Influence of solvent and cation on the properties of oxygen-containing organic anions. Part 4. Mechanism and reactivity of tetraaryloxirane cleavage with alkali metals

Abstract

Six tetraaryloxiranes 1a–f(Scheme 4) were reduced (Schemes 1–3) with alkali metals (M = Li, Na, K, Cs) in eight polar aprotic solvents under an inert atmosphere. The organometallic solutions thus obtained were hydrolysed and the reaction products analysed. Similar experiments were carried out where the same solutions were quenched with D₂O or Mel. In some cases the same solutions were studied by NMR and ESR spectroscopy before quenching. A stepwise reduction mechanism was established where the transfer of a first electron produces CO-bond scission in the oxirane ring, yielding a short-lived radical anion 4 or 5(Scheme 1), i.e. a tetraaryl-β-oxidoethyl radical. This intermediate can either eliminate oxygen as metal oxide (MO) to produce a tetraarylethylene 24(Scheme 2) or be further reduced to a dianion 8 or 9(Scheme 1). This anion yields, upon hydrolysis, low yields, if any, of the corresponding tetraphenylethanol 15 or 16(Z = H). The larger proportion of the dianion, after the first protonation step, yielding anion 11 or 12, undergoes CC-bond scission which leads eventually to the corresponding ketone and diarylmethane 19+ 20 or 21+23(Z = H)(Scheme 2). Other possible pathways were excluded through experiments where other possible intermediates were generated. These led to different end products.

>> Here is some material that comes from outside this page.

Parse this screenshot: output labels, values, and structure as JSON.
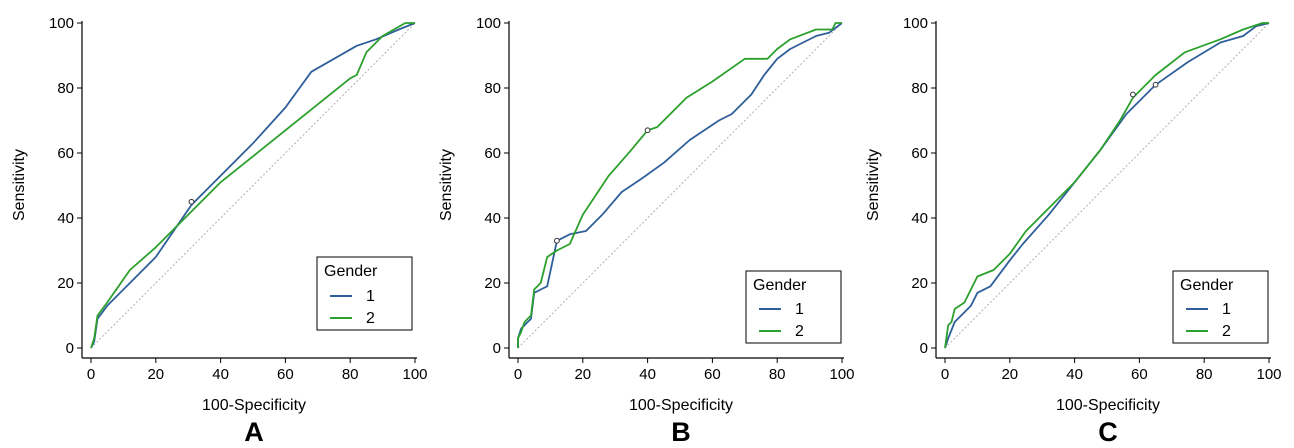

A triparametric linear correlation as a function of solvent parameters E_T^N and DN, as well as the cationic radius, was established for the influence of the nature of the solvent and counter-ion on the ratio between the rates of formation of products stemming from metal oxide (MO) elimination by the ring-opened radical anion 4 or 5(Schemes 1 and 2) and rates of formation of products stemming from further reduction of the same radical anion to the dianion 8 or 9, thus confirming the mechanism established.